A long, unstitched piece of cloth draped around the lower body, the dhoti is a term for the traditional garment worn by men in different parts of India. It is usually paired with a kurta or a shirt. The word dhoti derives from the Sanskrit word dhauti, meaning “to clean or wash,” referring to the tradition of washing one’s clothing every day. Historically, the dhoti may have descended from an ancient garment called the antariya, which was worn around the waist and draped similar to the modern day dhoti.
Like the lungi, the dhoti is mostly made of cotton, however dhotis in other fabrics such as silk and tussar are often worn for special occasions. The most common method of wearing a dhoti involves knotting the two sides of the fabric at the centre of the waist, looping one side between the legs and pleating and tucking it at the back, while the remainder of the fabric is pleated and tucked in securely at the front. The result is a loose, trouser-like drape that typically ends at the ankles. The length of an average dhoti can measure anywhere between 3.6 m (which is wrapped around the waist like a sarong) to 4.55 m (meant to be looped and tucked at the back of the waist).

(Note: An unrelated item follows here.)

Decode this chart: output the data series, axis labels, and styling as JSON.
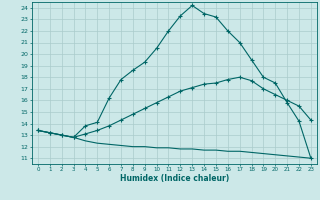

The dhoti is known by different names in different parts of India, such as dhotiyu in Gujarat, chadra in Punjab and dhotar in Maharashtra. The variations in the garment itself occur in the style of draping and the length at which it is worn. For example, the one worn in Bengal, called the kochano dhuti, includes pleats made at one end of the fabric, which are either held in the hand or tucked in at the front.